相変わらず黒クマはノロノロと立ち上がるので悪ぎつねは余計に痛そうにしていました。

「黒クマさん、木の実をとってくるから、その狐捕まえておいてくれる?」

「わかったー」

黒クマは狐をぎゅっと捕まえて、狐の声からグエッと口から音をだしました。

その後は、無事にマイルズと黒クマと別れて森を出ました。

しかし、ハッピーの危機はまだ終わっていませんでした。

村に戻るための川に刺々しい背びれを持った川の主がいました。

この間と違い川の主は起きて泳いでいました。

ハッピーは迷わずに吊橋まで走り出しました。

川の主はハッピーに気づき、吊橋の方まで追いかけていきました。

ハッピーは限界を超えて吊橋を走りました。

もう少しで渡り終えるときに、川の主が吊橋を壊しました。

ハッピーは、高く吊橋から飛び跳ねました。

川の主は食らいつくようにハッピーに大きな口を広げましたが、すんでのところでかわし陸に着陸しました。

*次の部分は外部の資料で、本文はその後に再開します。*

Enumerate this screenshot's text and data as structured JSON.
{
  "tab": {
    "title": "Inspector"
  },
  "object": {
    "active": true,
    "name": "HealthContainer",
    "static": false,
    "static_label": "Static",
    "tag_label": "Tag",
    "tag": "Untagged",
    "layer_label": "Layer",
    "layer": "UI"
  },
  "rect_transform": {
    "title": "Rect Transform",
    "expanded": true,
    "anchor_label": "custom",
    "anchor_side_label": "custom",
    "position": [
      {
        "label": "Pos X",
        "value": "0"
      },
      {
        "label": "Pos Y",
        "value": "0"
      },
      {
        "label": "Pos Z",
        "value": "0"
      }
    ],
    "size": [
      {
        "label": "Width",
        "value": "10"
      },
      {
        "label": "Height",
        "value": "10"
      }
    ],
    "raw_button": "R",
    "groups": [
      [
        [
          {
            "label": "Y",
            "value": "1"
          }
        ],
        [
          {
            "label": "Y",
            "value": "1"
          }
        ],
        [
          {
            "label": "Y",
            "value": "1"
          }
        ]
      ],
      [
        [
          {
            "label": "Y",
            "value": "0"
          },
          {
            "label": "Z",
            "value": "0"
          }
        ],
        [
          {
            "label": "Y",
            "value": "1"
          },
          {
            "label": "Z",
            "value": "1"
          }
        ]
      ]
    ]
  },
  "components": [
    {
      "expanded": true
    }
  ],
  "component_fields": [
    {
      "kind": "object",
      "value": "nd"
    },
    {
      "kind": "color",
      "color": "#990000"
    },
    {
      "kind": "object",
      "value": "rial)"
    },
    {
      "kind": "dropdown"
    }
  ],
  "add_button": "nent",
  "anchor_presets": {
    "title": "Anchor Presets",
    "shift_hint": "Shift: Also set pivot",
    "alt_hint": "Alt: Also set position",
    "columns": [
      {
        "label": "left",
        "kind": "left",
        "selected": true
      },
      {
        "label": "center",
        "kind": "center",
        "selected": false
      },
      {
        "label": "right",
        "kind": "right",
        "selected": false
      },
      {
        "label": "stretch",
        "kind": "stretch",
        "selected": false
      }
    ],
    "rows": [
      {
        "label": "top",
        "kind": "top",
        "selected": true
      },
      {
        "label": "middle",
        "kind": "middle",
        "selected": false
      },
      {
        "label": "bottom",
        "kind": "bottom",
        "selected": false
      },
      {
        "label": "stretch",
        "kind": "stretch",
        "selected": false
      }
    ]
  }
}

ハッピーは後ろを振り返らずに最後の力を振り絞って駆け抜けました。

一日中走って、村にたどり着きました。

たった数日しかたっていませんでしたが、ハッピーには何年も村に帰っていなかったような気持ちがありました。

ハッピーはまっすぐに家へと向かいました。

家の入口には長老ウサギが待っていました。

「ハッピー!よく無事に帰ってきてくれた!」

「長老、あいさつはいいからこれを」

「なんと!本当にとってきたのか」

長老ウサギは驚き細い目をまんまると開けました。

「早く万能薬を、作って」

そこまで言うと、ハッピーは力尽きました。

それから一ヶ月がたちました。

ハッピーのお母さんは万能薬のおかげで元気になりました。

さらにハッピーはいじめられなくなりました。

長老が村のウサギたちに、ハッピーの冒険譚を伝えていたからです。

ハッピーは勇気のあるウサギになり、お母さんと一緒に幸せに暮らしていきました。